His finger slid down her cheek, trailing the freckles as he held her eyes.

“Whoever you are, whatever you are, Astra Leona, the gods did not craft you to hide in the shadow of night.”

And yet you deny me your own sunlight, she thought. Instead of confessing the feeling aloud, she sighed, his finger pausing at her chin as if to catch the whisper of her discontent.

“Astra!” Mirquios boomed across the street, his voice bouncing against the beige walls of his palace. She hadn’t even looked around. She was so entranced by the golden light of the Sun. They were perched atop a paved street on a hill, looking down at the rest of the city. Everything glowed in shades of sand and red clay.

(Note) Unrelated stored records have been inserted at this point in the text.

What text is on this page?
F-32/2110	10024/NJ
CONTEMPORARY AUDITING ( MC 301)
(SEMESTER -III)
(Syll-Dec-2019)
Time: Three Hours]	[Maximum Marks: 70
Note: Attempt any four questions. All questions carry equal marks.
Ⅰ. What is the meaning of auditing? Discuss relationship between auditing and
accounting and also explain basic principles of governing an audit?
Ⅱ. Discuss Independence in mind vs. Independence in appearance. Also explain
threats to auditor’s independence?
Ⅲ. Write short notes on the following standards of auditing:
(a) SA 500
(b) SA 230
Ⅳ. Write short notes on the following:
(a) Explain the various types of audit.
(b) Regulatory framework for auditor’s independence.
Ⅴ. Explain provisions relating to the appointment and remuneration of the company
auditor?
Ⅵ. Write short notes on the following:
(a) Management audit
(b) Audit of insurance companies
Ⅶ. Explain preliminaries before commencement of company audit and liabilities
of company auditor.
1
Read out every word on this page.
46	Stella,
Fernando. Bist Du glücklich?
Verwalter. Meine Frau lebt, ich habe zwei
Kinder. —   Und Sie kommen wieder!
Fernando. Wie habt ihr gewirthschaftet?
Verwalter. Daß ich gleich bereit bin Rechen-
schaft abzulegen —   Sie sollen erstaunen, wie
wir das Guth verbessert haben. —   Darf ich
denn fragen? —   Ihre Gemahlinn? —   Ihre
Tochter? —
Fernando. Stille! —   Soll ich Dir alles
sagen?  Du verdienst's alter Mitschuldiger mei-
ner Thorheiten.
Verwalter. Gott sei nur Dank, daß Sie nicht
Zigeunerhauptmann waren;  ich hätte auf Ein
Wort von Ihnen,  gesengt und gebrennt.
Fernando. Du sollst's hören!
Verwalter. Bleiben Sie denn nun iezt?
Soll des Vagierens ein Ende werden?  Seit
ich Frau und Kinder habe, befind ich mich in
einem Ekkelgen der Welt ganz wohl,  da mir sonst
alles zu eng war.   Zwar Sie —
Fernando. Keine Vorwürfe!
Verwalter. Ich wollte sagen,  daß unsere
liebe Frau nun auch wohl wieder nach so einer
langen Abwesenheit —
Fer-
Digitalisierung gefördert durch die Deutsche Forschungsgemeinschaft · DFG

Luxuros pushed her chin toward his king as if it was perfectly within the scope of his job to touch her like this.

The king stopped just short of them. “Whoa.”

Lux dropped his finger, the print embedded in her skin in a sizzling scar no one would ever see. “That’s intriguing,” he whispered. “Who would have thought a Lunar princess would be even more beautiful in the Sun?”

“Perhaps I belong here, after all,” she suggested. She half-meant it.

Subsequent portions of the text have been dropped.